Watching Sadako crawl out of the TV for the first time in Ring is up there amongst the scariest moments in movie history, with some of the others also coming from that same film. Unfortunately, it can’t be said any of that horror magic remains in The Complex. Whatsoever.
It may be that having a child as the scariest element in a horror film is just old hat. A 35 year-old hat, in fact. As 1979’s seminal masterpiece The Exorcist did it beyond comparison and again a year later with Kubrick’s psychological game-changer The Shining. It seems to have become a genre unto its own: a creepy child being creepy supposedly creeping people out.

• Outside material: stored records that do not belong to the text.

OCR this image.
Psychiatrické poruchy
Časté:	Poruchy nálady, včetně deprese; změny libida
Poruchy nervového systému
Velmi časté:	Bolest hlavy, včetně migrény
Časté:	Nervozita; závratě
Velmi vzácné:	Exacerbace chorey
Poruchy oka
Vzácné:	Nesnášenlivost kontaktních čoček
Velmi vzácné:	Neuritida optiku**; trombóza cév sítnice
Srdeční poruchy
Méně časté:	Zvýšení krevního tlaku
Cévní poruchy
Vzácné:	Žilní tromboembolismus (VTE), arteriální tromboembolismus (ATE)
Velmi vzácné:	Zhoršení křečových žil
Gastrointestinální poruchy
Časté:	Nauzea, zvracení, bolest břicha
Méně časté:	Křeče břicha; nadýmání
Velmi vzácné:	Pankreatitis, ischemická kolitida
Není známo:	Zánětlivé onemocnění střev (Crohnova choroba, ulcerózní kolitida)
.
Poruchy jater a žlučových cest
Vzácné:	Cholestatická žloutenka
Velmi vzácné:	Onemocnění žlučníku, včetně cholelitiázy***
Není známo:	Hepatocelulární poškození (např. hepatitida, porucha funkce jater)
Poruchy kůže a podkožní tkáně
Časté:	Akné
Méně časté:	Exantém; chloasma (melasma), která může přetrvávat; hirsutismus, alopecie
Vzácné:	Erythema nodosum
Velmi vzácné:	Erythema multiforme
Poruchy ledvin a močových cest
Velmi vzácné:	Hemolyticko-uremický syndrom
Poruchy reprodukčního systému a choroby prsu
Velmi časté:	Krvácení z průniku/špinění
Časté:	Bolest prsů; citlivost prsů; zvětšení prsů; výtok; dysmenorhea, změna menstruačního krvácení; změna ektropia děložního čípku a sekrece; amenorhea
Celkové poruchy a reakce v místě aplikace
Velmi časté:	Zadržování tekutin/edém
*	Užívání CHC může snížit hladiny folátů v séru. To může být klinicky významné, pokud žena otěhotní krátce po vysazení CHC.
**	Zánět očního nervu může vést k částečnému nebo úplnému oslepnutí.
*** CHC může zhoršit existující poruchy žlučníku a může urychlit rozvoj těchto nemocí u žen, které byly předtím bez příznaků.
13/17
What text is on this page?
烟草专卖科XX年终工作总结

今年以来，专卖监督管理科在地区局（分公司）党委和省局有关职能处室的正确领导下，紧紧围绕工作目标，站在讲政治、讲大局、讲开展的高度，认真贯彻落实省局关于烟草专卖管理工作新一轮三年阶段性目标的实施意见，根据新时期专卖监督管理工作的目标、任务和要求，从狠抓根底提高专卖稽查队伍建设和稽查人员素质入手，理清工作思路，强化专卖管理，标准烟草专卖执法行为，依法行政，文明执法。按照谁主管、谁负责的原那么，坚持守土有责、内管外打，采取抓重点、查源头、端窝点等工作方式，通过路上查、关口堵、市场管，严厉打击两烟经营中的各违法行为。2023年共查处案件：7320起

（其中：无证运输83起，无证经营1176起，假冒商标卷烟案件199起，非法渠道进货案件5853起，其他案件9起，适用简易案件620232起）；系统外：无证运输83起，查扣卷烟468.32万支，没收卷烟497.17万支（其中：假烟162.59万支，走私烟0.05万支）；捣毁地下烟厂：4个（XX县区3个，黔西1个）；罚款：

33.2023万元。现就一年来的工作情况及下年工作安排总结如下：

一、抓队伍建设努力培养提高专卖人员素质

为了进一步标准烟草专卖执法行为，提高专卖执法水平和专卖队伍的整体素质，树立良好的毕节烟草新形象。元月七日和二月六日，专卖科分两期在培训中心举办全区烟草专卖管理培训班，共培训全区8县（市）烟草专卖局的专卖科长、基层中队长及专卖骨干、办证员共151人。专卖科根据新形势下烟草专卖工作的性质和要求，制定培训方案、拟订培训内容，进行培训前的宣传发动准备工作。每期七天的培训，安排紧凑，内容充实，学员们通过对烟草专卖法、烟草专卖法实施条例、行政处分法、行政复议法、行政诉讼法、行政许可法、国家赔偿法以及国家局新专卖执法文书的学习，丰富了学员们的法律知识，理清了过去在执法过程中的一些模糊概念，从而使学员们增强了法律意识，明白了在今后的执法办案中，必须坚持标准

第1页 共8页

But is that really enough anymore to send shivers down our spines? Watching The Complex, apparently not.
The opening half hour is pretty solid, building some nice tension as we learn that Asuka, played by Atsuko Maeda, and her family have moved into a haunted apartment building. Asuka starts to hear noises coming from the other side of her bedroom wall but when she goes to investigate she discovers far more than she bargained for. It’s just, if you heard creepy noises coming from next door, why would the first thing you’d do be to go take a look? OK, it’s a horror film but we’ve seen it all before and, as a saturated genre, horror needs to be more original and inventive than this.
Maeda does a valiant job bringing this lost young woman to life, and can’t be faulted for effort, but there’s not enough around the character to make her struggle emotive and the terror palpable. There is a semi-intelligent twist (albeit fairly easy to see coming) and interesting camera perspectives to keep you engaged but when the major scares are just an old guy in prosthetics and a small child looking evil then there isn’t really enough to give you the willies. Even when watching alone and with the lights out. Not good enough for a modern horror movie, especially a Japanese one. Sorry.